Morrow began his arguments by saying at no time has he or Campbell defended the slur and agreed its use is reprehensible. But Morrow claims context is a mitigating factor.

“(This was) a whispered statement,” Morrow said. “It doesn’t excuse the statement at all. The context could have been worse had it been stated as an insult, as a bullying statement, as an intimidating statement in an effort to get something from someone, but we know that it was an isolated one time (incident), and there is absolutely no evidence in this record that this has ever been stated by Mr. Campbell at any other time, especially in a situation that would involve representation of a client.”
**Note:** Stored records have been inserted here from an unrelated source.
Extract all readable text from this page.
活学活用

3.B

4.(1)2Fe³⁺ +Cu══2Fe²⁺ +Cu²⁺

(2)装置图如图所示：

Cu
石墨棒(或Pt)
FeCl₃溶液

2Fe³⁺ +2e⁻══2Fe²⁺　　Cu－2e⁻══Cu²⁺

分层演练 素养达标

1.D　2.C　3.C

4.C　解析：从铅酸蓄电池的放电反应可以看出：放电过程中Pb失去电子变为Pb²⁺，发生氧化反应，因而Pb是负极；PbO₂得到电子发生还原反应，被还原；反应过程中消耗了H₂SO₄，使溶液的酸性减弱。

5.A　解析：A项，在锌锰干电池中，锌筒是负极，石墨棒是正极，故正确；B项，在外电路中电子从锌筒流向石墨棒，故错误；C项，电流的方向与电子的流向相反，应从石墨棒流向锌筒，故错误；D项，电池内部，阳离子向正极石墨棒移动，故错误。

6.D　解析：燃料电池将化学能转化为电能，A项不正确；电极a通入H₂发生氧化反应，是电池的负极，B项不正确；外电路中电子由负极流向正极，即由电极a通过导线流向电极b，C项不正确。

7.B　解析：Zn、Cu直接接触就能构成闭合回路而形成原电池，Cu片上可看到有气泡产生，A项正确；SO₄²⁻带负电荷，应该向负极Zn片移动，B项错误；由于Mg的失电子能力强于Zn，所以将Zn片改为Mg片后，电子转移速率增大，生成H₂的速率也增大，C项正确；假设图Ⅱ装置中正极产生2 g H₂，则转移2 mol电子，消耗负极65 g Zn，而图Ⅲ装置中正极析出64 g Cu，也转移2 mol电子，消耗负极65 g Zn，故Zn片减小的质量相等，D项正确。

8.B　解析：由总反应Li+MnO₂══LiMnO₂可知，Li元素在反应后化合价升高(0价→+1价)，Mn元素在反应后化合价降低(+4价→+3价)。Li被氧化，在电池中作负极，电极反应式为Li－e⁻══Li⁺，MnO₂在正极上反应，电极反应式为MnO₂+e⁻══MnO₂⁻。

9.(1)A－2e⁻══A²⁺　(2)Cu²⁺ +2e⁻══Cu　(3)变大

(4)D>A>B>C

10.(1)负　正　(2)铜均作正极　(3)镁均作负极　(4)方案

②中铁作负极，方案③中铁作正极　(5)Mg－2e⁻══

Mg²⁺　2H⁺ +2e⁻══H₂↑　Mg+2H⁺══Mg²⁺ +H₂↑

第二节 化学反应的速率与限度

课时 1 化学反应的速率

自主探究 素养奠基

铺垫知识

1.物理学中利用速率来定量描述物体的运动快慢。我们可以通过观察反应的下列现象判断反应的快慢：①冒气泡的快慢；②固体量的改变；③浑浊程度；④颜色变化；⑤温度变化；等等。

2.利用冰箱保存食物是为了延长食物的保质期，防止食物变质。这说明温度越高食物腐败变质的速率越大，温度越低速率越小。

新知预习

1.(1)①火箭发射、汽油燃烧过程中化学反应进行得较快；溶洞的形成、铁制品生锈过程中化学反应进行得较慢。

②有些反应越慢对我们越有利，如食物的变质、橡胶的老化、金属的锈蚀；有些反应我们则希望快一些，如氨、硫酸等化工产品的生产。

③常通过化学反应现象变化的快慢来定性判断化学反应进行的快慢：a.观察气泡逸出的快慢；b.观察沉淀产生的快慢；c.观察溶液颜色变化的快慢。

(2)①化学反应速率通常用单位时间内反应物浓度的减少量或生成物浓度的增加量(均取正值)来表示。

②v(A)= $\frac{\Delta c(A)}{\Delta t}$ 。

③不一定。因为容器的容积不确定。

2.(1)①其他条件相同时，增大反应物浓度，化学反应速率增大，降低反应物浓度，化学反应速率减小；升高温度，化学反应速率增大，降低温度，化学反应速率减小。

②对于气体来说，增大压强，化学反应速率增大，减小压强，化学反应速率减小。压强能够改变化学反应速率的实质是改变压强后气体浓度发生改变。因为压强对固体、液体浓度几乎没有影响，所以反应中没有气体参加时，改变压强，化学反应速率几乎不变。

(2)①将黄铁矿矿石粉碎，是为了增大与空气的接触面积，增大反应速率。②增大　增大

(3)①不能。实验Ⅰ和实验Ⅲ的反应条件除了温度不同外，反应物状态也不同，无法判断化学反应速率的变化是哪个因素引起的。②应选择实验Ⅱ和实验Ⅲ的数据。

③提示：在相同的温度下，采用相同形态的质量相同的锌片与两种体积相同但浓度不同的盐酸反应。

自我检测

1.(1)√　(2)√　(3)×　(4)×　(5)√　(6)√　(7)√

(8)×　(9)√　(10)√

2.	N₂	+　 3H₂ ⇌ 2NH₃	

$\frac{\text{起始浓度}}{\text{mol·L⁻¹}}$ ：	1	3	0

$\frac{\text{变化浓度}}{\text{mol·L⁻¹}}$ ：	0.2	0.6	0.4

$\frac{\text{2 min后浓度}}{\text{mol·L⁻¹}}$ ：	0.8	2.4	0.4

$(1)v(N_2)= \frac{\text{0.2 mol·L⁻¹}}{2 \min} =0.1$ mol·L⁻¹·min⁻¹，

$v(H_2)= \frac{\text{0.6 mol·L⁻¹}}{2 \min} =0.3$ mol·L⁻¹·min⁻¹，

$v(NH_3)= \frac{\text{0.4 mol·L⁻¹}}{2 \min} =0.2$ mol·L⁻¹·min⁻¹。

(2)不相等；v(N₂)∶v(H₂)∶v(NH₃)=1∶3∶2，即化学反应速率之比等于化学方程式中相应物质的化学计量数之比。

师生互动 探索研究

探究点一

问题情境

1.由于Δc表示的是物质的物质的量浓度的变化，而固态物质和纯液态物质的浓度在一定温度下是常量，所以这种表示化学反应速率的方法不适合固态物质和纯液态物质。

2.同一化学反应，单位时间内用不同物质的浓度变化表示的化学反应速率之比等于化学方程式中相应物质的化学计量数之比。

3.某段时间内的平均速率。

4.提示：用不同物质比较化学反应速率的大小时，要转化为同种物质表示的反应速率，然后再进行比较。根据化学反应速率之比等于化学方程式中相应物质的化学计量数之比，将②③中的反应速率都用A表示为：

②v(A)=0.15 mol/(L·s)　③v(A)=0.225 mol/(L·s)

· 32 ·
Whether the court judges the act under ABA 7.2 or 7.3, the appropriate discipline is a reprimand given the context, Morrow argued. He cited In re: Schuessler, in which this court reviewed the case of an attorney who used racist and homophobic language, as precedent that a reprimand is appropriate when the matter “is an isolated act and does not involve dishonest, fraudulent, or deceitful conduct on the part of the attorney.”

Morrow said there is no evidence that Campbell’s use of slurs is a pattern of activity, while in its filing, the OCDC said Campbell testified inconsistently about his prior use of the word.

“At the sworn statement, he initially acknowledged using the word only the ‘one time’ but then later stated he may have said it in a joking manner in the past,” according to the OCDC. “At the hearing, he testified to never using the term prior to April of 2024.”

Morrow said that attorneys, like everyone else, are protected under the First Amendment, except when they are representing a client. Because the speech occurred in the courtroom but before his appearance was filed or a hearing was started, this is a gray area.

Morrow added that his client has been remorseful and cooperative since day one.

After reading Campbell’s response to her complaint, Lockhart wrote another letter to the OCDC expressing concern about the lack of remorse Campbell seemed to show. A judge during oral arguments asked Morrow if Campbell apologized to Lockhart.

Morrow said Campbell apologized in the response, which Lockhart said was more an apology to the bar than to her, but has not since because he wanted the apology to be sincere and not a mitigating factor.

After reading a letter from Lockhart regarding the impact the incident had on her, Campbell resigned from his position on the Sixth Circuit Judicial Nominating Commission, a fact Morrow pointed to in his arguments for a reprimand versus suspension.

“Mr. Campbell’s isolated remark can only be understood as a misguided overreaction to the complaining attorney and without expressed discriminatory intent toward Ms. Lockhart,” according to Campbell’s brief. “Mr. Campbell’s isolated, rhetorical remark was a lapse of judgment, and Mr. Campbell has admitted the ethical violation. For the reasons set forth herein, Mr. Campbell respectfully requests this court to find that the appropriate discipline under the facts of this case should be a public reprimand and for such other or further relief as this court deems just and equitable.”

The case is in re: Scott L. Campbell, case no. SC101338.